This post actually puts together two of my past posts to solve a ‘common’ problem. Common that is, if you often leave snapshots running, and do not have a method for otherwise checking on them. The situation is this:
It is 3:45PM on Friday (what good issue doesn’t happen on a Friday?), you are closing up shop for the weekend and the phone rings. You let the first call go to voice mail, after all it is Friday, it can wait. Moments later, the “Bat Phone” rings, and you know what that means. It means a long Friday night, and likely a long weekend. After a short conversation you’ve found that one of your VM administrators left a snapshot running on their Counter Strike server, and it has filled the datastore. The problem with this, however, is that it also happens to be running on the same datastore as the Payroll web server, the same Payroll web server that makes sure you get paid. Story sound interesting yet? So what do you do when this occurs:
Step 1) Kill the bunk VM. Why? It will likely be useless by the time you get to it anyways, but if it is running, and there is no space left, we need to kill it to ensure that it does not affect our attempts to fix it during step 2.

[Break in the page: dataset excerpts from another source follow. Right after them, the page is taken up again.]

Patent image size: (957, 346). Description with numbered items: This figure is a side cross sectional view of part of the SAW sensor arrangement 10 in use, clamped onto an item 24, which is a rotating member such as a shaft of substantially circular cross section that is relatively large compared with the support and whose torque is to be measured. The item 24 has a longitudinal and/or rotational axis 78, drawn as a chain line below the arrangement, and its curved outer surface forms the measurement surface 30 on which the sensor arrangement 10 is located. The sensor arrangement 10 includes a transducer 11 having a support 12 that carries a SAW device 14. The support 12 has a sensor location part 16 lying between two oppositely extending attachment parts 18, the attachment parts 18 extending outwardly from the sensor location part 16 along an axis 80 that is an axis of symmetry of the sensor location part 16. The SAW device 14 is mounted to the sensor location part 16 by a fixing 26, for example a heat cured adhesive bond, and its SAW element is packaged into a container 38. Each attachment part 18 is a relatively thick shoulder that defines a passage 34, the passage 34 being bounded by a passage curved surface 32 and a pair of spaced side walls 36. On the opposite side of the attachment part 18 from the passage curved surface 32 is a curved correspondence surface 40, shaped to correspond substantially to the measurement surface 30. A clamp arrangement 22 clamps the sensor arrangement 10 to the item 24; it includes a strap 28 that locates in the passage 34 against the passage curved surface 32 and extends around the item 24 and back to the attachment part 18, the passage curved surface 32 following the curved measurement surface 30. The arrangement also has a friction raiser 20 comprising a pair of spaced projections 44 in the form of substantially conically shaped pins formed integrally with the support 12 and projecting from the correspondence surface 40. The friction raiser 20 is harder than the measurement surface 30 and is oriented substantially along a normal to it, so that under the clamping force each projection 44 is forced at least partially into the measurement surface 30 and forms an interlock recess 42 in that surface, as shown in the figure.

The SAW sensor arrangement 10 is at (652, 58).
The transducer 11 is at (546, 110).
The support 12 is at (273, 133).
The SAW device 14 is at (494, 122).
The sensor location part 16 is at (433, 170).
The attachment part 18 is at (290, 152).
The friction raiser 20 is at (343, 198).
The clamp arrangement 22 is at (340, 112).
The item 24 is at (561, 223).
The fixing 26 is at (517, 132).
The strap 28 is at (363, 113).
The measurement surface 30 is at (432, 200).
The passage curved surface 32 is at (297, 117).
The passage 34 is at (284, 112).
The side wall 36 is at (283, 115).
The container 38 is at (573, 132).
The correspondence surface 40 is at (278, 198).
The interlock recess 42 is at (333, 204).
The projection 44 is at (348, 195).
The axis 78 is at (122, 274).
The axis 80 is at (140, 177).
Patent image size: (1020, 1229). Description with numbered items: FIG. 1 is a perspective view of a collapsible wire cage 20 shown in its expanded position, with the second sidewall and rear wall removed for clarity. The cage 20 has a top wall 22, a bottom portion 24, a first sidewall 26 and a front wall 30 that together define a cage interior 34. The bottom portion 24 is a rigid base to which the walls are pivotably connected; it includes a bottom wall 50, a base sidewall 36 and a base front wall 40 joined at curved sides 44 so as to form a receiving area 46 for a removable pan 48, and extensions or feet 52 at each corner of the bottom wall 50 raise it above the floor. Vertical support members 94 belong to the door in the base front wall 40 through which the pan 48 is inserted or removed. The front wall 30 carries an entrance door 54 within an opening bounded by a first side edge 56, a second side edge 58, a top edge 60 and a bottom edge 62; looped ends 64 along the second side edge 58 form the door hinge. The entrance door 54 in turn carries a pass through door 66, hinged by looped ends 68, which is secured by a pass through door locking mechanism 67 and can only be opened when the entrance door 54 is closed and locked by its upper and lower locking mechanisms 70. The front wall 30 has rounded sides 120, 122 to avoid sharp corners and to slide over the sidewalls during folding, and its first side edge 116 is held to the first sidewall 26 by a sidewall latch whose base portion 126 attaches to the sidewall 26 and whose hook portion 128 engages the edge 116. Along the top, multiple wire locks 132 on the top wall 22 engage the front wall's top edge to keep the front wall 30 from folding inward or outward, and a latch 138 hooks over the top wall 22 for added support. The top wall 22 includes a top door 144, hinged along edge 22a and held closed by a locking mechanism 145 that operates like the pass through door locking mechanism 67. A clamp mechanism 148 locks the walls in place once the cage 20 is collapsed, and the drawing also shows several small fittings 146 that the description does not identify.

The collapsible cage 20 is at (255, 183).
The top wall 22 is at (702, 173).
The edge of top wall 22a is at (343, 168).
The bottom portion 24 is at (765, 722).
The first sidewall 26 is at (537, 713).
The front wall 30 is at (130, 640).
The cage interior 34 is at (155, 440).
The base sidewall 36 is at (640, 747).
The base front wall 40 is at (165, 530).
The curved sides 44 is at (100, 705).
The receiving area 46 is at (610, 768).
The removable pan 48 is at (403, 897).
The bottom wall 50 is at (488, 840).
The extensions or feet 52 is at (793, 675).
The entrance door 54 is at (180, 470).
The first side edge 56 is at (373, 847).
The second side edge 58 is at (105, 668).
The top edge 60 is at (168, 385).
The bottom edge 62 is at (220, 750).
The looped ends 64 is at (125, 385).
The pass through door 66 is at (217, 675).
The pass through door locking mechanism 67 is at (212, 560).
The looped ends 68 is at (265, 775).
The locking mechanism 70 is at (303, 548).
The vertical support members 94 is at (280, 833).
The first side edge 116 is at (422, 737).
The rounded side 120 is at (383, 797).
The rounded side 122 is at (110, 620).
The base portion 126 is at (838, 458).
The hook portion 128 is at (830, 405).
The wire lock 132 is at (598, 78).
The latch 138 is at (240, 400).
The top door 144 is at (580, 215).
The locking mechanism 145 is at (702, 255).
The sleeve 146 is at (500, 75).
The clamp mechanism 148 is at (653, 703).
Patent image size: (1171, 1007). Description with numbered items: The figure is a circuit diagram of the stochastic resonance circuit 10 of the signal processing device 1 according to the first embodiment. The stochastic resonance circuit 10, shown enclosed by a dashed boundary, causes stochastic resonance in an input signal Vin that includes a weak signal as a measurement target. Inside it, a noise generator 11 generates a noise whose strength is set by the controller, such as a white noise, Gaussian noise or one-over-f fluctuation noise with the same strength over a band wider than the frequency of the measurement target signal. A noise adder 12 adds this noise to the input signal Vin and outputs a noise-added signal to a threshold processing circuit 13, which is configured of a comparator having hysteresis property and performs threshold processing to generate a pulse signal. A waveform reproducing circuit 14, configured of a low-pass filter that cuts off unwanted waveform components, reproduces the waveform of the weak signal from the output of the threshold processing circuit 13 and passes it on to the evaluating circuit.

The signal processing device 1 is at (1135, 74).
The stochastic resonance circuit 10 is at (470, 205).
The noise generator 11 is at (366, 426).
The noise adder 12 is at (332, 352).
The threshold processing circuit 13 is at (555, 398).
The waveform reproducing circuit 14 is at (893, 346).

Step 2) Removing the snapshot with extreme prejudice. This is critical as well, it is what got you into this situation in the first place, isn’t it? Removing the snapshot, and cleanly will free up the space on the datastore that you need to not only get the Counter Strike server back online, but will also allow you the free space to power back on the remaining crashed VMs.
Step 3) Remediate the VM Admin using what ever policy best suits you. I prefer public humiliation, and death by firing squad.